What Are the Responsibilities of the Long-Term Care Dietitian?

Long-term care is a variety of services that supports the basic activities of daily living such as bathing, dressing, and eating.

The goal of long-term care is to maximize residents’ quality of life while meeting their needs over a long period of time. It can be provided at home, assisted living facilities, or nursing homes.

Long-term care provides a level of nutrition care from registered dietitians (RDs) who address the multiple chronic diseases associated with aging.

This article lists five of the most important long-term care dietitian responsibilities.

1. They Prescribe Therapeutic Diets

Since 1989, federal regulations have required that diets, including therapeutic diets, be prescribed by the attending physician in long-term care.

In 2016, however, the Centers for Medicare and Medicaid Services (CMS) announced a final rule that changed this requirement, allowing the attending physician to delegate the task of prescribing a resident’s diet to a registered dietitian, as allowed by state law (1).

The intent of this rule is to improve the responsiveness to a resident’s needs and provide physicians with flexibility, given the limited time that many spend in a facility.

long-term care dietitian

2. They Liberalize Therapeutic Diets

As part of the treatment plan for a specific disease or condition, a therapeutic diet is typically prescribed to residents upon admission to a long-term care facility.

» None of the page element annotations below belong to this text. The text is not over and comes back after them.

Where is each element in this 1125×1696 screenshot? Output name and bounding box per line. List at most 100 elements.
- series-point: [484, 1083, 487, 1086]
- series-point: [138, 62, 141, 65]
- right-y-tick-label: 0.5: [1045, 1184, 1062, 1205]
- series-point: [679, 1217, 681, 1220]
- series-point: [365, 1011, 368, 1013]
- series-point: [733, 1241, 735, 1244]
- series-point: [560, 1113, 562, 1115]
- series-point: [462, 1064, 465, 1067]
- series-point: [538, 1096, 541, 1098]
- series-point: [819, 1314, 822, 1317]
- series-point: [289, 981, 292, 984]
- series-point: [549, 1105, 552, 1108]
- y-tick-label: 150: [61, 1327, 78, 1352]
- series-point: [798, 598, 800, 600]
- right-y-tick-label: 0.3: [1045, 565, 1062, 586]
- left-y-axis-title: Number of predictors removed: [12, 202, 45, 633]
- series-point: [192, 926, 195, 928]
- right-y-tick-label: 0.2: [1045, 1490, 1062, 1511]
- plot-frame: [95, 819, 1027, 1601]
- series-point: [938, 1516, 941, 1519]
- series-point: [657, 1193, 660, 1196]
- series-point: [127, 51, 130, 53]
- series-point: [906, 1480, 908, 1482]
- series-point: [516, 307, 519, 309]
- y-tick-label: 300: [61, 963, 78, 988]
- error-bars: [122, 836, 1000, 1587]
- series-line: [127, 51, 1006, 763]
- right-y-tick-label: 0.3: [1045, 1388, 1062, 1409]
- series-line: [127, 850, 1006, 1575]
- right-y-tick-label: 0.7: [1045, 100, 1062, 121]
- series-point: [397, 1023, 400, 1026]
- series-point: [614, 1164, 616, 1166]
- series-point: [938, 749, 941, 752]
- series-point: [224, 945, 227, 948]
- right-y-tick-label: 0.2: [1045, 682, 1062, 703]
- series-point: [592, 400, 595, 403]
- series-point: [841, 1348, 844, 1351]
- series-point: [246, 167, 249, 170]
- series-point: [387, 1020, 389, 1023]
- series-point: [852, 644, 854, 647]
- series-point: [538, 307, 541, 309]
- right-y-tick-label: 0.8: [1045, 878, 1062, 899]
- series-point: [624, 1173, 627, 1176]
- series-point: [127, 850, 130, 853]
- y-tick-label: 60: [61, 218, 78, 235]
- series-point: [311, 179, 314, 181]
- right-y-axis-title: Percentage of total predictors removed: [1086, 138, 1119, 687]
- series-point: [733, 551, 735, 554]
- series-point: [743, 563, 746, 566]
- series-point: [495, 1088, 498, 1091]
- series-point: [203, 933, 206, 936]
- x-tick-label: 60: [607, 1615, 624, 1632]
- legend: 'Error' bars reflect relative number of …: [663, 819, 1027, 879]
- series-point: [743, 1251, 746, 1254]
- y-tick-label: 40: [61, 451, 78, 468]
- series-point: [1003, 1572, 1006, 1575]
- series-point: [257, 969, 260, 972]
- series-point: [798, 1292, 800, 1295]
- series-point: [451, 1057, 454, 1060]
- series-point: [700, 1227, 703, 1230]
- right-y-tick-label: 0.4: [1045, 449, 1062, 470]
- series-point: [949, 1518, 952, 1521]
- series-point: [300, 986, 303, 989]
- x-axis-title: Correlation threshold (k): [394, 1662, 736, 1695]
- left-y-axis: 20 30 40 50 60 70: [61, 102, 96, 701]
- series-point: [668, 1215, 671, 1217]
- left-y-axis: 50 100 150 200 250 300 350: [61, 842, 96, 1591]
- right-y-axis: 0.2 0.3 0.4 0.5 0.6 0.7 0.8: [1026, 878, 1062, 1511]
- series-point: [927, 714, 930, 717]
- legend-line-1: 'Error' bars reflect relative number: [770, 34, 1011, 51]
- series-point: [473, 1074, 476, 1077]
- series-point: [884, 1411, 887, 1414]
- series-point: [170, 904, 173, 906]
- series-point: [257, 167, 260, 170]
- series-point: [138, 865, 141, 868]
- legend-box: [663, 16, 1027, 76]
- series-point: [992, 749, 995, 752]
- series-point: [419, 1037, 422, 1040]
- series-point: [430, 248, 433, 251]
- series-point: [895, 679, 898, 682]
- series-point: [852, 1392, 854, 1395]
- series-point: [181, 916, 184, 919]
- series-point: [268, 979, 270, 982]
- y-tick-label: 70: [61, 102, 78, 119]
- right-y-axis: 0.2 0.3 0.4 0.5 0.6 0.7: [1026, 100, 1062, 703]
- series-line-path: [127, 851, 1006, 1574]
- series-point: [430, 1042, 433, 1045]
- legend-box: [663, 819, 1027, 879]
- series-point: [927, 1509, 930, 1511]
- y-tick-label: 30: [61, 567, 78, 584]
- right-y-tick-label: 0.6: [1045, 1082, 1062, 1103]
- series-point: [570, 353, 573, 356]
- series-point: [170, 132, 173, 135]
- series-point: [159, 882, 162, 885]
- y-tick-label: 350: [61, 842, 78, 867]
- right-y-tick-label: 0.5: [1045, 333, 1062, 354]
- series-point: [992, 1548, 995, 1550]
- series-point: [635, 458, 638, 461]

For example, a resident who has type 2 diabetes might be prescribed a therapeutic diet to help control their blood sugars.

Many residents, however, find therapeutic diets unappetizing, leading them to eat less. Overtime, poor food and beverage intake can lead to unintended weight loss and malnutrition (2).

Knowing that therapeutic diets should not be prescribed based on medical condition alone, dietitians can decrease the risk of other health complications by liberalizing residents’ diets based on their individualized goals, preferences, and informed decisions.

3. They Prevent and Treat Malnutrition

Malnutrition, also known as undernutrition, is both a medical and nutritional diagnosis that can result in severe consequences.

Consequences of malnutrition include, increased risk of falls and infections, increased healing time, pressure ulcers, increased hospital admission and readmission, and medical costs (3).

Malnutrition often goes unrecognized and therefore untreated, especially in long-term care.

Dietitians can assess and identify the risk factors of malnutrition and intervene with the appropriate individualized nutrition care. As such, dietitians play an important role in not only the prevention of malnutrition but also its treatment.

4. They Embrace the Philosophy of Person-Centered Values

Person-centered care — also referred to as person-directed care — promotes choice, dignity, respect, self-determination, and purposeful living.

In person-centered care, the goal is to keep residents at the center of care planning and the decision-making process.

Dietitians embrace person-centered care by involving residents in choices about food and dining, food selections, dinning locations, and meal times (4).

This helps residents maintain a sense of dignity and control in the long-term care setting.

5. They Improve Residents’ Quality of Life

There are two goals that must be met when caring for those in long-term care — maintenance of health and quality of life (4).

Often times, one of these goals suffer at the expense of the other based on the resident’s goals and desires.

Dietitians, however, can ensure both goals are met through individualized nutrition approaches. This includes the use of the least restrictive diet and providing patient-directed care.